Exclusion Status Section II: We do not insure your claims arising from: (6) Bodily injury or property damage caused by any intentional or criminal act or failure to act by: (a) any person insured by this policy; or (b) any other person at the direction of any person insured by this policy.

In other words, even though Todd had comprehensive homeowner’s insurance that covered any personal liabilities connected to property damage anywhere in the world, his insurance company insisted this one fell outside the line.

The Ontario Superior Court of Justice agreed with the insurance company.  Here is how Justice Gunsolus summarized the law in this area (at least in Ontario):

Where an insured [e.g. Todd] seeks to enforce a duty to defend [e.g. in the lawsuit against his son and him], the onus is on the insured to show that the claim, if proven, falls within the scope of coverage provided by the policy.  Only when this threshold is met, does the onus shift to the insurer [e.g.

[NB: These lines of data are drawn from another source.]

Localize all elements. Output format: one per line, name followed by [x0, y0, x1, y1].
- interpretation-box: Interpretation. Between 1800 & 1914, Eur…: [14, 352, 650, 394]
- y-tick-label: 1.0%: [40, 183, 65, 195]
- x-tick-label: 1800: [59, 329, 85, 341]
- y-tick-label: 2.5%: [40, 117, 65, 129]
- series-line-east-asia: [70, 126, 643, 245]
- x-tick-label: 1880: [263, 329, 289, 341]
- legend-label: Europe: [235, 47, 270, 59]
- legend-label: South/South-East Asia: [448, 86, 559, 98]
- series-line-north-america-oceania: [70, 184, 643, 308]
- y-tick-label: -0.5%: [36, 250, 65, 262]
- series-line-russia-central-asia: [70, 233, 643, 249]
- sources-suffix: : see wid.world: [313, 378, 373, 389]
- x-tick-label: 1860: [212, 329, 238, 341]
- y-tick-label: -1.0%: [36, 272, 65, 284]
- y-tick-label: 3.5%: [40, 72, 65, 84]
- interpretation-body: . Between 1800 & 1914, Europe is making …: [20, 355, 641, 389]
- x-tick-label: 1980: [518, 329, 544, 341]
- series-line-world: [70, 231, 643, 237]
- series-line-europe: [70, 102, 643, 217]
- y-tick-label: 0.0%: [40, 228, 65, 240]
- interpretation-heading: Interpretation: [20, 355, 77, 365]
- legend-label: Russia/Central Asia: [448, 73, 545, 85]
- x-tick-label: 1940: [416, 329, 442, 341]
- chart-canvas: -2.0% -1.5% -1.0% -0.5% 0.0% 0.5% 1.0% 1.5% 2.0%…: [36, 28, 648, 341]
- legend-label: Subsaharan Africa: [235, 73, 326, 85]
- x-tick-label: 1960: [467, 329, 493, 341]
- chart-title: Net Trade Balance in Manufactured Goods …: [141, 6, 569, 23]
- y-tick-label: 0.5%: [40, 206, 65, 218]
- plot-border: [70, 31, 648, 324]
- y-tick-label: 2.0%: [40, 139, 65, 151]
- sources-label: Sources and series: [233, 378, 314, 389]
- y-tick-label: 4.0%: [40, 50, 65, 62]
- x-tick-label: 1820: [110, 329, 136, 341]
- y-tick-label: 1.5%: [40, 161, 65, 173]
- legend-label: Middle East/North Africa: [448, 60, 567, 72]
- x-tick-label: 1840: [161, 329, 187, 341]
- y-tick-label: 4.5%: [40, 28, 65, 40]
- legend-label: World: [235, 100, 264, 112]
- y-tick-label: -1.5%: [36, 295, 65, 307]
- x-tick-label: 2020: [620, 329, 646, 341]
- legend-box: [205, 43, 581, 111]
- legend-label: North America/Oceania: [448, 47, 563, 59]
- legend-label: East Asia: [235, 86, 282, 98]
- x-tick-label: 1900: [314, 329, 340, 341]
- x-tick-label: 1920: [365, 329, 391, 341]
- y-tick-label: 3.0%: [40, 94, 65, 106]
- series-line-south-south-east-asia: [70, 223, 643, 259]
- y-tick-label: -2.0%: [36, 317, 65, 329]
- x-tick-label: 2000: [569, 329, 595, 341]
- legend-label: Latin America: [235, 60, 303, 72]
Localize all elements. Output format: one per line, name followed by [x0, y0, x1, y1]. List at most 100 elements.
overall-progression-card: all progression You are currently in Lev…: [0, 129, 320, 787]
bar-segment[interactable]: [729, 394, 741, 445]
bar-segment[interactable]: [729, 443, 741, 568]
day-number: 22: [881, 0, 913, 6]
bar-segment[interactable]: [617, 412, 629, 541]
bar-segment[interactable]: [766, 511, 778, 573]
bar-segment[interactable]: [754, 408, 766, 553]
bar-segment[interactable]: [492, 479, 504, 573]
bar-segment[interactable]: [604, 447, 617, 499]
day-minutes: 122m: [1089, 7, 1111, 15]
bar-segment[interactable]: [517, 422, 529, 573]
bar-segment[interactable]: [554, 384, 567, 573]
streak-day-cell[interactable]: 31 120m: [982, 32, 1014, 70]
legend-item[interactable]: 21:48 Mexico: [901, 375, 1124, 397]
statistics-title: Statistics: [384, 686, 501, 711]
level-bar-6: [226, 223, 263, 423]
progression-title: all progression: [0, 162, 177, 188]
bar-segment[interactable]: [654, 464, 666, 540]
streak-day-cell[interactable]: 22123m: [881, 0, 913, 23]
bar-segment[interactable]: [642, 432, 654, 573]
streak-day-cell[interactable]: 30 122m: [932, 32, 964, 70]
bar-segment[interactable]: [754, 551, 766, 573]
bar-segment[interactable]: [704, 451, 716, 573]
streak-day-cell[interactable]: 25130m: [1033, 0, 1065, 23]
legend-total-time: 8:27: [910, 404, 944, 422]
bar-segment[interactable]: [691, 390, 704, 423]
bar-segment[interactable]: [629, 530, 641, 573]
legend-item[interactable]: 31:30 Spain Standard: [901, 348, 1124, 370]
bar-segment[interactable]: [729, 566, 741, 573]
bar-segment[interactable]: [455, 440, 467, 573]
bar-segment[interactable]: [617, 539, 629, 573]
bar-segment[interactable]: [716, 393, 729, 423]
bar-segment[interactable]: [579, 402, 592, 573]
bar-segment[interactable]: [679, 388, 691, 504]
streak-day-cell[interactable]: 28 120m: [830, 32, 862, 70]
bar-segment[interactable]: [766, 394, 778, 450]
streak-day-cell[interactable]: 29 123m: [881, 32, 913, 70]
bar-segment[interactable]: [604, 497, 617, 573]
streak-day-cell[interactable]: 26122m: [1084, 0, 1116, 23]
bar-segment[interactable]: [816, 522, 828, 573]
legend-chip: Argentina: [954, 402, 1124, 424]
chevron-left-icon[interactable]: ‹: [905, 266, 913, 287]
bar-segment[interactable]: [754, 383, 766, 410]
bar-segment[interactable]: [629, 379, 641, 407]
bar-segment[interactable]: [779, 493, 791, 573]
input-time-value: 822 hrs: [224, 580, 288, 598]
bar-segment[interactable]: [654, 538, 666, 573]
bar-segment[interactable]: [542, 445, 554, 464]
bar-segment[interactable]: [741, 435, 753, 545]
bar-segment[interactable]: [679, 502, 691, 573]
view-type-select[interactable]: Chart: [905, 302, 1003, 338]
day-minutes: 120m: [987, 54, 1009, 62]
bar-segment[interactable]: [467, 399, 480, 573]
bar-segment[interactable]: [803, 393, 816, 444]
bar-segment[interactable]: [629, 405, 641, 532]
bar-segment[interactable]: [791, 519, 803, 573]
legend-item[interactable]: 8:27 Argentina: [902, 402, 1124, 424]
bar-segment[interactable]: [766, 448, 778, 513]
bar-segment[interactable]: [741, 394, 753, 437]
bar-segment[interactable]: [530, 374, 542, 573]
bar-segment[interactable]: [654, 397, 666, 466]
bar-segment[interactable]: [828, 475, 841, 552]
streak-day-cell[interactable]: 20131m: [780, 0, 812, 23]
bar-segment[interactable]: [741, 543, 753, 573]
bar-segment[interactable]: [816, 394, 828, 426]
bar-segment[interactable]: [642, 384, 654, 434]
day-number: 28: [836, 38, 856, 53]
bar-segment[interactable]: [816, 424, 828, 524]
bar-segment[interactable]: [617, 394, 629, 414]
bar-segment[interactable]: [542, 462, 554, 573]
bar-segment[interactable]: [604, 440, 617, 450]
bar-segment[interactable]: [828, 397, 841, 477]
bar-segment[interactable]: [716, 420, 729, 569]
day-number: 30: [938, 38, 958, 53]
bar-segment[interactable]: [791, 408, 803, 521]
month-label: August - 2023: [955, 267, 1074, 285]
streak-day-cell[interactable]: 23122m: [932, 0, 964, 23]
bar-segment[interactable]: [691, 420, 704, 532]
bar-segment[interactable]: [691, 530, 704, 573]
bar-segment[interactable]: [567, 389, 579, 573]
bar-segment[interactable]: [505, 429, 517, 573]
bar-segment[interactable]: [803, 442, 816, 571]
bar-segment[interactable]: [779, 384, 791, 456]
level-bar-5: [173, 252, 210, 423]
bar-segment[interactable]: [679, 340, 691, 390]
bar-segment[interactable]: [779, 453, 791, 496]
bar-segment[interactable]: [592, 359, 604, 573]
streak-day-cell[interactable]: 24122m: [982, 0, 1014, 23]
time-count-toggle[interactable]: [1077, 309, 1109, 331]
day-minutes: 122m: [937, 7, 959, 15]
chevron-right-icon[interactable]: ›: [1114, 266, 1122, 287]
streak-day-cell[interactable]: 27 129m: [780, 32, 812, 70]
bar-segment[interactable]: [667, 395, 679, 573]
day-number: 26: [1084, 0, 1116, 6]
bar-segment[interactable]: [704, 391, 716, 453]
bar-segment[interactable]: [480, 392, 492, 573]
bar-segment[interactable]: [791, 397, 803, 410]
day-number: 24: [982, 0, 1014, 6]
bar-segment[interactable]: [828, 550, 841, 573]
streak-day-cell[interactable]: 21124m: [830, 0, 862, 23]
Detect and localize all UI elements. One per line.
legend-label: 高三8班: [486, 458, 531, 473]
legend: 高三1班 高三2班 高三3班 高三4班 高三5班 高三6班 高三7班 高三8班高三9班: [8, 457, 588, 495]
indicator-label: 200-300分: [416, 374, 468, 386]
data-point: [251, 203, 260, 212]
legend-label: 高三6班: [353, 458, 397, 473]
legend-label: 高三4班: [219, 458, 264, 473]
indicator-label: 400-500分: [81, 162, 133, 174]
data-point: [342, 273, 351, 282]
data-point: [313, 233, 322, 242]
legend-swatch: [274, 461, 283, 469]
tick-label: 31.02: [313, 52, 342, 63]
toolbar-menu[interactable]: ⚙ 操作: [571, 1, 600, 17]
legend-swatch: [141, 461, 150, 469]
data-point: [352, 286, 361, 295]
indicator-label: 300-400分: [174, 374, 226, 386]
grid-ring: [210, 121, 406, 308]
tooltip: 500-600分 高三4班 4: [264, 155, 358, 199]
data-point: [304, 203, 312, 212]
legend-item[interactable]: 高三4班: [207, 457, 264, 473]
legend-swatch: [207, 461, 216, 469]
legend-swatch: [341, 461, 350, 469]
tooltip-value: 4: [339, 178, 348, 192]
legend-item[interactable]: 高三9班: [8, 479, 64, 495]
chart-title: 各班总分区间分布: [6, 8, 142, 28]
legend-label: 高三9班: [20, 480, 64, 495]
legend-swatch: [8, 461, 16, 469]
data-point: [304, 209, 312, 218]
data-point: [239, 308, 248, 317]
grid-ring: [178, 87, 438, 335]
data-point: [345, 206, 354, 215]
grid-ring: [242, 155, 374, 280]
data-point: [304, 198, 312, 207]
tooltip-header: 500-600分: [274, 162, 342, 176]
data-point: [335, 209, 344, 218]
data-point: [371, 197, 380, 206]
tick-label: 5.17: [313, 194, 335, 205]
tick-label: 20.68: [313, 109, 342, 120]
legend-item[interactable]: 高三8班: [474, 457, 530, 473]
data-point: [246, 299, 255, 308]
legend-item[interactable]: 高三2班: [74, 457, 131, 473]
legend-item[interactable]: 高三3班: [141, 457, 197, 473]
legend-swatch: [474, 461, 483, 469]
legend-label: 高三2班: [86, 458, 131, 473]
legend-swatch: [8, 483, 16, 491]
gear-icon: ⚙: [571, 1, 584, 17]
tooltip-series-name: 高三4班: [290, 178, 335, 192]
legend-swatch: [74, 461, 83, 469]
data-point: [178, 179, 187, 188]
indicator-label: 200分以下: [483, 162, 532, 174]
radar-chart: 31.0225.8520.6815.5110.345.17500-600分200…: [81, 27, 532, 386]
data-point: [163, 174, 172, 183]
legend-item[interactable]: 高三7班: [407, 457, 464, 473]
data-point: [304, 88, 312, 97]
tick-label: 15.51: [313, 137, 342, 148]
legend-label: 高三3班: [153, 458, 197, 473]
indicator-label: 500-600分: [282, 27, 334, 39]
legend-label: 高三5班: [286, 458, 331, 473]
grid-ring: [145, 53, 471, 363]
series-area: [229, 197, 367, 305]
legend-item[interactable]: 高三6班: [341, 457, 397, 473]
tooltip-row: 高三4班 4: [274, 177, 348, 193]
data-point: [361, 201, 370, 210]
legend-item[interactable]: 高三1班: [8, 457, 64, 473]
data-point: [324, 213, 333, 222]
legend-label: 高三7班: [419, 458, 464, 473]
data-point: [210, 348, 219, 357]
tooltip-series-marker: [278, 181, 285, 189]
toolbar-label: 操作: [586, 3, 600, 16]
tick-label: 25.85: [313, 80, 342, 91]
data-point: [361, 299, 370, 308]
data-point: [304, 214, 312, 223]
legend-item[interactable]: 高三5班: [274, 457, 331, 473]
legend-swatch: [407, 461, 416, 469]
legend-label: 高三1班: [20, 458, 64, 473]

ING] to show that the claim falls outside the coverage because of an applicable exclusion.  Where it is clear from the pleadings that the claim falls outside of the coverage of the policy, by reason of an exclusion clause, the duty to defend does not arise.

Translating from legalese, this is the idea: based on the language of the policy, Todd would need to first show that if he lost the lawsuit with the school board the resulting liabilities would be covered by the policy.  However, since in this case the lawsuit specifically claimed that Todd’s failure to act led to the property damage (and since that sort of conduct by Todd is outside the scope of the policy because of the exclusion clause), ING does not need to defend him. 

At the end of the day, the court may find that Todd did everything right as a parent in connection with his son’s misconduct, in which case ING would likely return to the fray.